Raw data is the foundation for successful data science work. There are many sources of data, and websites are one of them. They can often be a secondary source of information, such as: data aggregation sites ( Worldometers ), news sites (CNBC), social media (Twitter), e-commerce platforms (Shopee), and so on. These websites provide the information needed for data science projects.
But how do we collect the data? We can’t copy and paste it manually, can we? In such a situation, the solution to the problem is web scraping in Python. This programming language has a powerful library BeautifulSoup, as well as an automation tool Selenium. Both of them are often used by specialists to collect data of different formats. In this section, we will first get acquainted with BeautifulSoup.
STEP 1. INSTALLING LIBRARIES
First of all, we need to install the buy telemarketing data necessary libraries, namely:
- BeautifulSoup4
- Requests
- pandas
- lxml
To install the library, you can use pip install [library name] or conda install [library name] if you have Anaconda Prompt.
“Requests” is our next library to install. Its job is to ask the server for permission if we want to get data from its website. Then we need to install pandas to create the data frame and lxml to change the HTML into a Python-friendly format.

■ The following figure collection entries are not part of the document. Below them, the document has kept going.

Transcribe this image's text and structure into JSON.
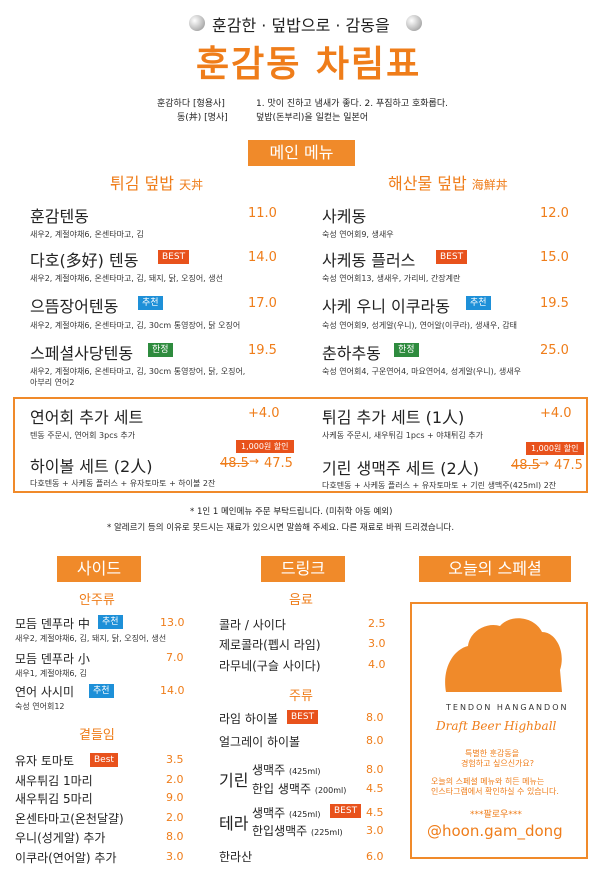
{
  "header": {
    "subtitle": "훈감한 · 덮밥으로 · 감동을",
    "title": "훈감동 차림표",
    "def1_word": "훈감하다 [형용사]",
    "def1_text": "1. 맛이 진하고 냄새가 좋다. 2. 푸짐하고 호화롭다.",
    "def2_word": "동(丼) [명사]",
    "def2_text": "덮밥(돈부리)을 일컫는 일본어"
  },
  "main_menu": {
    "banner": "메인 메뉴",
    "left_title": "튀김 덮밥",
    "left_title_cn": "天丼",
    "right_title": "해산물 덮밥",
    "right_title_cn": "海鮮丼",
    "left_items": [
      {
        "name": "훈감텐동",
        "price": "11.0",
        "tag": "",
        "desc": "새우2, 계절야채6, 온센타마고, 김"
      },
      {
        "name": "다호(多好) 텐동",
        "price": "14.0",
        "tag": "BEST",
        "desc": "새우2, 계절야채6, 온센타마고, 김, 돼지, 닭, 오징어, 생선"
      },
      {
        "name": "으뜸장어텐동",
        "price": "17.0",
        "tag": "추천",
        "desc": "새우2, 계절야채6, 온센타마고, 김, 30cm 통영장어, 닭 오징어"
      },
      {
        "name": "스페셜사당텐동",
        "price": "19.5",
        "tag": "한정",
        "desc": "새우2, 계절야채6, 온센타마고, 김, 30cm 통영장어, 닭, 오징어,",
        "desc2": "아부리 연어2"
      }
    ],
    "right_items": [
      {
        "name": "사케동",
        "price": "12.0",
        "tag": "",
        "desc": "숙성 연어회9, 생새우"
      },
      {
        "name": "사케동 플러스",
        "price": "15.0",
        "tag": "BEST",
        "desc": "숙성 연어회13, 생새우, 가리비, 간장계란"
      },
      {
        "name": "사케 우니 이쿠라동",
        "price": "19.5",
        "tag": "추천",
        "desc": "숙성 연어회9, 성게알(우니), 연어알(이쿠라), 생새우, 감태"
      },
      {
        "name": "춘하추동",
        "price": "25.0",
        "tag": "한정",
        "desc": "숙성 연어회4, 구운연어4, 마요연어4, 성게알(우니), 생새우"
      }
    ]
  },
  "sets": {
    "left": [
      {
        "name": "연어회 추가 세트",
        "price": "+4.0",
        "desc": "텐동 주문시, 연어회 3pcs 추가"
      },
      {
        "name": "하이볼 세트 (2人)",
        "old_price": "48.5",
        "price": "47.5",
        "discount": "1,000원 할인",
        "desc": "다호텐동 + 사케동 플러스 + 유자토마토 + 하이볼 2잔"
      }
    ],
    "right": [
      {
        "name": "튀김 추가 세트 (1人)",
        "price": "+4.0",
        "desc": "사케동 주문시, 새우튀김 1pcs + 야채튀김 추가"
      },
      {
        "name": "기린 생맥주 세트 (2人)",
        "old_price": "48.5",
        "price": "47.5",
        "discount": "1,000원 할인",
        "desc": "다호텐동 + 사케동 플러스 + 유자토마토 + 기린 생맥주(425ml) 2잔"
      }
    ]
  },
  "notes": {
    "note1": "* 1인 1 메인메뉴 주문 부탁드립니다. (미취학 아동 예외)",
    "note2": "* 알레르기 등의 이유로 못드시는 재료가 있으시면 말씀해 주세요. 다른 재료로 바꿔 드리겠습니다."
  },
  "side": {
    "banner": "사이드",
    "snack_title": "안주류",
    "snack_items": [
      {
        "name": "모듬 덴푸라 中",
        "price": "13.0",
        "tag": "추천",
        "desc": "새우2, 계절야채6, 김, 돼지, 닭, 오징어, 생선"
      },
      {
        "name": "모듬 덴푸라 小",
        "price": "7.0",
        "tag": "",
        "desc": "새우1, 계절야채6, 김"
      },
      {
        "name": "연어 사시미",
        "price": "14.0",
        "tag": "추천",
        "desc": "숙성 연어회12"
      }
    ],
    "extra_title": "곁들임",
    "extra_items": [
      {
        "name": "유자 토마토",
        "price": "3.5",
        "tag": "Best"
      },
      {
        "name": "새우튀김 1마리",
        "price": "2.0"
      },
      {
        "name": "새우튀김 5마리",
        "price": "9.0"
      },
      {
        "name": "온센타마고(온천달걀)",
        "price": "2.0"
      },
      {
        "name": "우니(성게알) 추가",
        "price": "8.0"
      },
      {
        "name": "이쿠라(연어알) 추가",
        "price": "3.0"
      }
    ]
  },
  "drink": {
    "banner": "드링크",
    "soda_title": "음료",
    "soda_items": [
      {
        "name": "콜라 / 사이다",
        "price": "2.5"
      },
      {
        "name": "제로콜라(펩시 라임)",
        "price": "3.0"
      },
      {
        "name": "라무네(구슬 사이다)",
        "price": "4.0"
      }
    ],
    "alcohol_title": "주류",
    "highball_items": [
      {
        "name": "라임 하이볼",
        "price": "8.0",
        "tag": "BEST"
      },
      {
        "name": "얼그레이 하이볼",
        "price": "8.0"
      }
    ],
    "kirin_label": "기린",
    "kirin_items": [
      {
        "name": "생맥주",
        "size": "(425ml)",
        "price": "8.0"
      },
      {
        "name": "한입 생맥주",
        "size": "(200ml)",
        "price": "4.5"
      }
    ],
    "terra_label": "테라",
    "terra_items": [
      {
        "name": "생맥주",
        "size": "(425ml)",
        "price": "4.5",
        "tag": "BEST"
      },
      {
        "name": "한입생맥주",
        "size": "(225ml)",
        "price": "3.0"
      }
    ],
    "hallasan": {
      "name": "한라산",
      "price": "6.0"
    }
  },
  "special": {
    "banner": "오늘의 스페셜",
    "logo_line1": "TENDON HANGANDON",
    "logo_line2": "Draft Beer Highball",
    "text1": "특별한 훈감동을",
    "text2": "경험하고 싶으신가요?",
    "text3": "오늘의 스페셜 메뉴와 히든 메뉴는",
    "text4": "인스타그램에서 확인하실 수 있습니다.",
    "follow": "***팔로우***",
    "handle": "@hoon.gam_dong"
  }
}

STEP 2. IMPORTING LIBRARIES
After installing the libraries, let’s open your favorite development environment. We suggest using Spyder 4.2.5. Later, at some stages of work, we will encounter large volumes of output data, and then Spyder will be more convenient to use than Jupyter Notebook.
So, Spyder is open and we can import the the best way to do this is required library:
STEP 3. SELECTING A PAGE
In this project, we will use webscraper.io . Since this website is built in HTML, the code is easier and more understandable even for beginners. We chose this page to scrape the data:
It is a prototype of an online store website. We will parse data about computers and laptops, such as product name, price, description and reviews.
STEP 4. REQUEST FOR PERMISSION
Once we select a page, we copy its URL marketing list and use request to ask the server for permission to retrieve data from their site.
The <Response[200]> result means that the server allows us to collect data from their website. We can use the request.get function to check.
When you run this code, you will get a jumbled text output that is not suitable for Python. We need to use a parser to make it more readable.
STEP 5. VIEW THE ELEMENT CODE
For Python web scraping, we recommend using Google Chrome, it is very convenient and easy to use. Let’s learn how to view the web page code using Chrome. First, you need to right-click the page you want to check, then click View code and you will see this:
Then click Select an element on the page to test and you will notice that as you move your cursor to each element on the page, the elements menu shows its code.
For example, if we move the cursor to Test Sites , the element will show that Test Sites is in an h1 tag . In Python, if you want to view the code of site elements, you can call tags. A characteristic feature of tags is that they always have < as a prefix and are often purple.